Under this new regime, all businesses operating in the EU will be accountable to only one authority. The old 'Directive' had to be voted into force by national legislatures, whereas the new 'Regulation' can be implemented in states directly. The GDPR will replace the European Data Protection Directive, discussed in the Tip of the Night for February 27, 2016, and provide for uniform data protection regulations throughout the EU. [Note the EU does not include Switzerland, Norway, Serbia, Bosnia, Serbia, Albania and Montenegro, but does include the rest of Europe west of the Belarus and Ukraine, and does include the Baltic States].
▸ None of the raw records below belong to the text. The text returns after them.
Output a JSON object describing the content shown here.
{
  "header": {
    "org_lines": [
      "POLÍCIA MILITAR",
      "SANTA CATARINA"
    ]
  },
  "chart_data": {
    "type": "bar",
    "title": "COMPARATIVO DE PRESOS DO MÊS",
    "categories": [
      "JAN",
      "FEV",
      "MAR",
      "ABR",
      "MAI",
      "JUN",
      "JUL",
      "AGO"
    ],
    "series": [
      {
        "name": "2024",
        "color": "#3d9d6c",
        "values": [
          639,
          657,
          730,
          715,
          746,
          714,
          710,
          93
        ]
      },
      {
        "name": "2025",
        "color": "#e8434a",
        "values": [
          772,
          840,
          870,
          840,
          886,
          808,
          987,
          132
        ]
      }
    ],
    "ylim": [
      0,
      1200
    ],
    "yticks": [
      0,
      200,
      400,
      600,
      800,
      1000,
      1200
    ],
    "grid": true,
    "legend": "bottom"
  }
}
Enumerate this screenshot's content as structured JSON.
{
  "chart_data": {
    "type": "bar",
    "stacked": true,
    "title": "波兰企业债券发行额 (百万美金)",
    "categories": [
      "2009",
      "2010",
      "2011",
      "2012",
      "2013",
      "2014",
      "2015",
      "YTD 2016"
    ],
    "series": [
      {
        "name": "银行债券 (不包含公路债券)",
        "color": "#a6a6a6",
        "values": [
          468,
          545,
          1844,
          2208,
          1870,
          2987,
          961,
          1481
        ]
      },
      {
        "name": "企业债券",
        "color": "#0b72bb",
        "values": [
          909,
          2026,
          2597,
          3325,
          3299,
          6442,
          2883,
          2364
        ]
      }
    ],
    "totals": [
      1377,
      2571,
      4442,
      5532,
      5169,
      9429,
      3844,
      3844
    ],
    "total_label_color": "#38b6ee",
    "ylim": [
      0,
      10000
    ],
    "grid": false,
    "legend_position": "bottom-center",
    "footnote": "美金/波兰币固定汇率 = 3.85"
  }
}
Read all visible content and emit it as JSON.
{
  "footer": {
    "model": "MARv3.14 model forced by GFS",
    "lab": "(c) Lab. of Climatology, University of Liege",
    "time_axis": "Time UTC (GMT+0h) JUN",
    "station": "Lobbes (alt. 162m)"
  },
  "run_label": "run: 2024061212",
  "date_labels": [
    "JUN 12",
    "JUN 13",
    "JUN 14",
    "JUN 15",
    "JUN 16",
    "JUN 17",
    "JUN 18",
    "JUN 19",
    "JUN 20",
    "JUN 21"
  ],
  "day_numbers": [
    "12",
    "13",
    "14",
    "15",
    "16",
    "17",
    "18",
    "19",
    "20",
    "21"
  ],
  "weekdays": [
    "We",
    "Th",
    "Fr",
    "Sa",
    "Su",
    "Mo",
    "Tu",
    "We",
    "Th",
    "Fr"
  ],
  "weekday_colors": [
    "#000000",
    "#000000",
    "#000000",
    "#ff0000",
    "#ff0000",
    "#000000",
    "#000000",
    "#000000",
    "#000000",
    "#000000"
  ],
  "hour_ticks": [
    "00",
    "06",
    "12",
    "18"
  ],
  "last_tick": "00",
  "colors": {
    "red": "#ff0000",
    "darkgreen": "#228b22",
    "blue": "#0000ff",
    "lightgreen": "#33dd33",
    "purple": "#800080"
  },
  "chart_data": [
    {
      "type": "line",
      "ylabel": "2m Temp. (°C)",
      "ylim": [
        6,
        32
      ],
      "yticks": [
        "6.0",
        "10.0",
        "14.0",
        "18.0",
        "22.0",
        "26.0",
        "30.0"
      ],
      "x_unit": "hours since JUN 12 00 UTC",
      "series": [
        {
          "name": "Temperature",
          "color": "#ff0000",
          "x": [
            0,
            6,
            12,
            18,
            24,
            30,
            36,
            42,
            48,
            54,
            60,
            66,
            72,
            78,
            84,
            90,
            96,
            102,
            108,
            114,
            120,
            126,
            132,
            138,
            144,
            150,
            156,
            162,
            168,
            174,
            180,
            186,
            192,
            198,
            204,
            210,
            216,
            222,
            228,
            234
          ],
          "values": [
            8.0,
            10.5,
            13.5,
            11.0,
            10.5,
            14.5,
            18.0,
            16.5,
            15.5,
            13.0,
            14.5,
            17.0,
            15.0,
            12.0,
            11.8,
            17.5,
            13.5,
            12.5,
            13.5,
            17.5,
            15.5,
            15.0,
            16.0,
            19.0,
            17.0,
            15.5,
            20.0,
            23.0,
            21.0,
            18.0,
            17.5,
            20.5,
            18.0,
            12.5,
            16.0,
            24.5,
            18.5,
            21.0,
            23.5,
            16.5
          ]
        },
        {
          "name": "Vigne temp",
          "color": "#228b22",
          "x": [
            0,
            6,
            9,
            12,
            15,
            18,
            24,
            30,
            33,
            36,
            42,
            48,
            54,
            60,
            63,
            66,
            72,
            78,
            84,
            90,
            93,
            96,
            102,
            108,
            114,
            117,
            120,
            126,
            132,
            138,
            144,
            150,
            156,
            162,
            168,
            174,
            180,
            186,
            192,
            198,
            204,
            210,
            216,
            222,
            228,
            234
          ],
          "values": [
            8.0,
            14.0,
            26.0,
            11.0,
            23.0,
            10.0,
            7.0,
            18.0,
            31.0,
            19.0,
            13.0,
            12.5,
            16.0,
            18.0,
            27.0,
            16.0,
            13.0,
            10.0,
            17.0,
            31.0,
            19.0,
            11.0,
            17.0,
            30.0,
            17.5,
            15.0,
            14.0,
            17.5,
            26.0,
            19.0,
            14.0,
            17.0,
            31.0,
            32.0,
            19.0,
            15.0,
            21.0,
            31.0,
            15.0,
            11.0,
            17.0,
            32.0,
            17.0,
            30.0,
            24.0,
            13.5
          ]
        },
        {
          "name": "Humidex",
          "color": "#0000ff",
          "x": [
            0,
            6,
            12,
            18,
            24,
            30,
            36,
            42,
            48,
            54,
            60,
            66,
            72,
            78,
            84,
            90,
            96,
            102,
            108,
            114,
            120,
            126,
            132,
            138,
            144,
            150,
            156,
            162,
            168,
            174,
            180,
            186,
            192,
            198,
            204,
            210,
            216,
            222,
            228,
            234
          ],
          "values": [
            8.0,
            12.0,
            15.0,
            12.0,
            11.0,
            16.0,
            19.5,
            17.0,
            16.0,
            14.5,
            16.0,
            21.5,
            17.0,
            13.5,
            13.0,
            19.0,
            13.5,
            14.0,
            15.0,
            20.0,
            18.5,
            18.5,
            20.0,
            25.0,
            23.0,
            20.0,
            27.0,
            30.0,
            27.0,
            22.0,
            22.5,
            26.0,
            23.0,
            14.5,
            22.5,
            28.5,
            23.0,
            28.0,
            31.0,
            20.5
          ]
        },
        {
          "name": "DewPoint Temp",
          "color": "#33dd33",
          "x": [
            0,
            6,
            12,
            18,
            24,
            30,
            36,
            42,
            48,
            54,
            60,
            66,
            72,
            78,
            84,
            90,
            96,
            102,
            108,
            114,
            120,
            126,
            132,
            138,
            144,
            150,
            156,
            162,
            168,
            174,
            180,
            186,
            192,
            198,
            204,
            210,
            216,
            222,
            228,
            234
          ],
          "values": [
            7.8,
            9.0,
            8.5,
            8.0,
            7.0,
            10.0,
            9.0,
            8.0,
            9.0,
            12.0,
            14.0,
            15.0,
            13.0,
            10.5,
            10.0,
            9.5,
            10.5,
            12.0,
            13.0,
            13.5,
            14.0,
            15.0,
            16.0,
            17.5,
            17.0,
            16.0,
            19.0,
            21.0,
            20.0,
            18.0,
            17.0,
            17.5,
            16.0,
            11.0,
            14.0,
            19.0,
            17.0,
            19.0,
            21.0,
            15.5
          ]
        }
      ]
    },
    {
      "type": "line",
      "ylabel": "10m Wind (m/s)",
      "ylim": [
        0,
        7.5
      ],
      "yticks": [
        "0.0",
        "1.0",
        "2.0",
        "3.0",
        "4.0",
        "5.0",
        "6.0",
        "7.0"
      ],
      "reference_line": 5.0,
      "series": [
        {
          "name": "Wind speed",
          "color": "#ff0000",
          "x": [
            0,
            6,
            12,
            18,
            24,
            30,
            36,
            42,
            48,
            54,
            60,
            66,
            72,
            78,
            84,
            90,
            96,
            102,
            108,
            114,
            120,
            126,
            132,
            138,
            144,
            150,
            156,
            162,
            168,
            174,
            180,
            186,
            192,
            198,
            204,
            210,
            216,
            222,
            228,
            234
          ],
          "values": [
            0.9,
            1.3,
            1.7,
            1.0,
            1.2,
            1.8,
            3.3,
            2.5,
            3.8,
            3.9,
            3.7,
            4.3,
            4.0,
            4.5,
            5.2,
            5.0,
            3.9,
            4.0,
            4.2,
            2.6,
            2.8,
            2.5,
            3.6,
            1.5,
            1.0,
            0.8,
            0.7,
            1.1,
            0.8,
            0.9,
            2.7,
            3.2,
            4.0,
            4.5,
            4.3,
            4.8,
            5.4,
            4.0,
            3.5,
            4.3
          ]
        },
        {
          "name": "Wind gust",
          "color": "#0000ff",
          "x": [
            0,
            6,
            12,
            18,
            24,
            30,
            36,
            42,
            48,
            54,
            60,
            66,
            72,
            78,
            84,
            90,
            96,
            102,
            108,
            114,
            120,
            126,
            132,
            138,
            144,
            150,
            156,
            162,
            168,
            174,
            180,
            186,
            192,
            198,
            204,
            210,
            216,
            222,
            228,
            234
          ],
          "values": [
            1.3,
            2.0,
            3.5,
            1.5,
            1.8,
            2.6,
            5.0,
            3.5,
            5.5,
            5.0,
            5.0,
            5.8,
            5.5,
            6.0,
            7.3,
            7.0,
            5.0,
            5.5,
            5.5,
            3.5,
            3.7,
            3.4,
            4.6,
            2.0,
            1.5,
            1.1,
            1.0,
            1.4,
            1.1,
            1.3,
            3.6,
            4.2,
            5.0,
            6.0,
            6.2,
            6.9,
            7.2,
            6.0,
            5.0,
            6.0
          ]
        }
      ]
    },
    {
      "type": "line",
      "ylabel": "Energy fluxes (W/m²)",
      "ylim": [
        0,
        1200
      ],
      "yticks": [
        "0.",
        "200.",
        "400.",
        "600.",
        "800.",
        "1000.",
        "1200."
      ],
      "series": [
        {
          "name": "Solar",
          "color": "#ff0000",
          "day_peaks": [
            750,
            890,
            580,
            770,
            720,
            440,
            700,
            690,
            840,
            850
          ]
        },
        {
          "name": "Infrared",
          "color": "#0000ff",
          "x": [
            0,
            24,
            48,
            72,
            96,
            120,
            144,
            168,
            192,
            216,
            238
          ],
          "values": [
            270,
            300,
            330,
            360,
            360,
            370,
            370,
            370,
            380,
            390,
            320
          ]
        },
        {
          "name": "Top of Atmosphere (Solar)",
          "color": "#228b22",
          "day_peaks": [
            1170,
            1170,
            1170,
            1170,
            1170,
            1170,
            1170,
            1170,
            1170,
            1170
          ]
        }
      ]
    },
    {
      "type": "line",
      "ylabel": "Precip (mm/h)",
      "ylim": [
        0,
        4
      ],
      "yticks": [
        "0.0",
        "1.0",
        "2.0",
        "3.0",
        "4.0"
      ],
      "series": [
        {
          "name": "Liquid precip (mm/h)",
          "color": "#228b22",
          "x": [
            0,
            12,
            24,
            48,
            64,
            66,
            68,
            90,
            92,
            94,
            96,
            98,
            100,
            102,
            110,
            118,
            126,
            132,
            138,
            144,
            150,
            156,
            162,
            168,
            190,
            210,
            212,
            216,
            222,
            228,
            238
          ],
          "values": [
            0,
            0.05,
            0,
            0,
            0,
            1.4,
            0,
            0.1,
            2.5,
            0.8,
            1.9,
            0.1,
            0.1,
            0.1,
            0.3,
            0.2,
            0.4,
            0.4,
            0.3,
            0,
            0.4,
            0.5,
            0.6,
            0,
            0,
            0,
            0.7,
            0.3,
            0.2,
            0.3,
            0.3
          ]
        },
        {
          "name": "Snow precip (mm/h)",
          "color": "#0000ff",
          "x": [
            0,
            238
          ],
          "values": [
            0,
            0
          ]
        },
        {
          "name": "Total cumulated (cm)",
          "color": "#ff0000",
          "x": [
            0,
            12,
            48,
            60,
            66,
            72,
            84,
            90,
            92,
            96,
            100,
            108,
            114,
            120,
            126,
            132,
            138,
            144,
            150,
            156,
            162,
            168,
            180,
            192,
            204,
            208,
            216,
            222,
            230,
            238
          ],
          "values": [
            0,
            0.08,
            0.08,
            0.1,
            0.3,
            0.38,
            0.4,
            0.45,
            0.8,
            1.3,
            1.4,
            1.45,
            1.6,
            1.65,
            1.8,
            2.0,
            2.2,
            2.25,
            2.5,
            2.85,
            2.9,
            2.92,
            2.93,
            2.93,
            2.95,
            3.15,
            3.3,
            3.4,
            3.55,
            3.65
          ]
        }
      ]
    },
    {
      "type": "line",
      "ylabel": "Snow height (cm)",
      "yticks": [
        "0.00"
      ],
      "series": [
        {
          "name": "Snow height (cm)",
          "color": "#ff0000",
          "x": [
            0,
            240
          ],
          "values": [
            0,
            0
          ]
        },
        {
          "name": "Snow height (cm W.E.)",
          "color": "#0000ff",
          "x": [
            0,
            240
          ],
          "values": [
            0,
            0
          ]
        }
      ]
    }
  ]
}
Note that the GDPR does not apply to the review of data in the interest of national security or for law enforcement activities relating to criminal law. While each EU state will have its own Supervising Authority, every business will have a single 'lead authority' to monitor all of its processing activity. The regulations require Data Protection Officers be appointed to assist data controllers and processors in complying with the GDPR. The DPO has to have knowledge of both the law and information technology processes. Any data breaches are to be reported by the DPO to the Supervising Authority promptly.
Violations of the GDPR can lead to sanctions of either the greater of 20 million Euro, or 4 per cent of the global turnover [sales revenue] of a business. Data subjects will no longer have a Right to Be Forgotten, but will instead have a Right to Erasure which is has a smaller scope.
The GDPR, unlike the DPD, covers non-EU businesses which process the data of EU citizens.